In Florida’s state government, the Legislature is required to produce a balanced budget every year. This is very different than the federal government. In D.C., if they want to fund a new program or project, they just print more money. In Florida, the expenses have to equal the revenues.
Just like it’s difficult to make choices in the family budget, it’s tough work to divide up around $100 billion when the House, Senate and governor all want to spend it in different ways. Usually, revenue is limited, and fights over how to divide the money pie become the thorniest issues of the annual legislative session.
When I was the Senate budget chair for three years from 2018-2020, the Legislature confronted several major events that had serious impacts on our state budget. In year one, we financed an entire new K-12 school security apparatus throughout Florida after the Parkland tragedy. In year two, we aggressively responded to the devastation of Hurricane Michael, rebuilding critical infrastructure that was wiped out across the Panhandle. In year three, the pandemic nearly crashed our economy, and the state budget suffered severe drops in revenue for much of 2020.
Times are different now. The COVID stimulus dollars from the federal government changed everything. The Legislature and governor have billions of extra dollars to spend. For the first time in recent memory, there is enough money for everyone to get everything they want and more.
There also is no reason to cut or otherwise financially weaken state programs that are working.
Let’s take the state university system. When I grew up in Florida in the 1980s, the best students went out of state to school because the best universities were elsewhere. Florida’s economy was losing out on critical research. Companies and capital weren’t moving here because of a higher education reputation that was weak.
It was a stated goal of the Florida Senate over the past several years to make our state university system the best in the country. The Senate championed, with agreement from the House, several policies, from performance standards to the expansion of the Bright Futures scholarship program.
And it took major financial investments to make greatness happen. The state invests over $1.5 billion a year more in our state universities today than it did in 2012. Amazingly, tuition has never been raised during that time period.
With those investments, Florida has the top-ranked public university system in the United States, according to U.S. News and World Report. The University of Florida is now a Top 5 public university.
Achieving excellence in our state university system, without raising taxes or tuition, has been one of great public policy accomplishments in our state’s history.
There has been a lot of noise in the Legislature about cutting university spending or converting recurring funding, which universities can rely upon to hire top faculty, to one-time funding. Notably, Gov.
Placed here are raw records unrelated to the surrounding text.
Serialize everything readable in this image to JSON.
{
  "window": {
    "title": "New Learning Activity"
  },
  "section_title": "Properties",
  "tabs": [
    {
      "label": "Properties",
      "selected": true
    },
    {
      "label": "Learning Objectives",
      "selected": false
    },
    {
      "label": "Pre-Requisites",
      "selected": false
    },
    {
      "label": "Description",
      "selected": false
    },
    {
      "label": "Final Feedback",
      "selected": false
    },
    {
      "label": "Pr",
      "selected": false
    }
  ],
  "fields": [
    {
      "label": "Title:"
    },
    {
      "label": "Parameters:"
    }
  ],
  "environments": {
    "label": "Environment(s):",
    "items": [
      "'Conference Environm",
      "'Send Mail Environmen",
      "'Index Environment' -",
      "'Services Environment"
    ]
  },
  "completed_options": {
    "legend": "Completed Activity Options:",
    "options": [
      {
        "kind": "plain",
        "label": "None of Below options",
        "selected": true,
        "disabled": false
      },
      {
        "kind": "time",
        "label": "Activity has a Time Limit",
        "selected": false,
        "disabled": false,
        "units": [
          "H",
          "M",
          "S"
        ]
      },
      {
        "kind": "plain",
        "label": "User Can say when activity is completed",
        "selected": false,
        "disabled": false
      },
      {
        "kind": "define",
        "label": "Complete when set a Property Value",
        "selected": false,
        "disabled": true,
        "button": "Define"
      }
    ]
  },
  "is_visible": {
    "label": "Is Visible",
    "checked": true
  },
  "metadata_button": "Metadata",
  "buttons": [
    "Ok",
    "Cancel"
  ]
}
DeSantis has not expressed support for any of these measures.
In times of plenty, going after universities would be a huge mistake. Our Legislature would be sending the wrong message if they decided to punish unprecedented success.
Rob Bradley is an attorney and current chairman of the governing board of the St. Johns River Water Management District. Rob is managing partner of Bradley, Garrison & Komando, P.A., an Orange Park law firm. He represented the north Florida region in the Florida Senate from 2012-2020, serving as Chairman of the Senate Committee on Appropriations from 2017-2020, where he crafted three state budgets, each in excess of $90 billion. Rob has been married to Senator Jennifer Bradley, R-Fleming Island, for 26 years.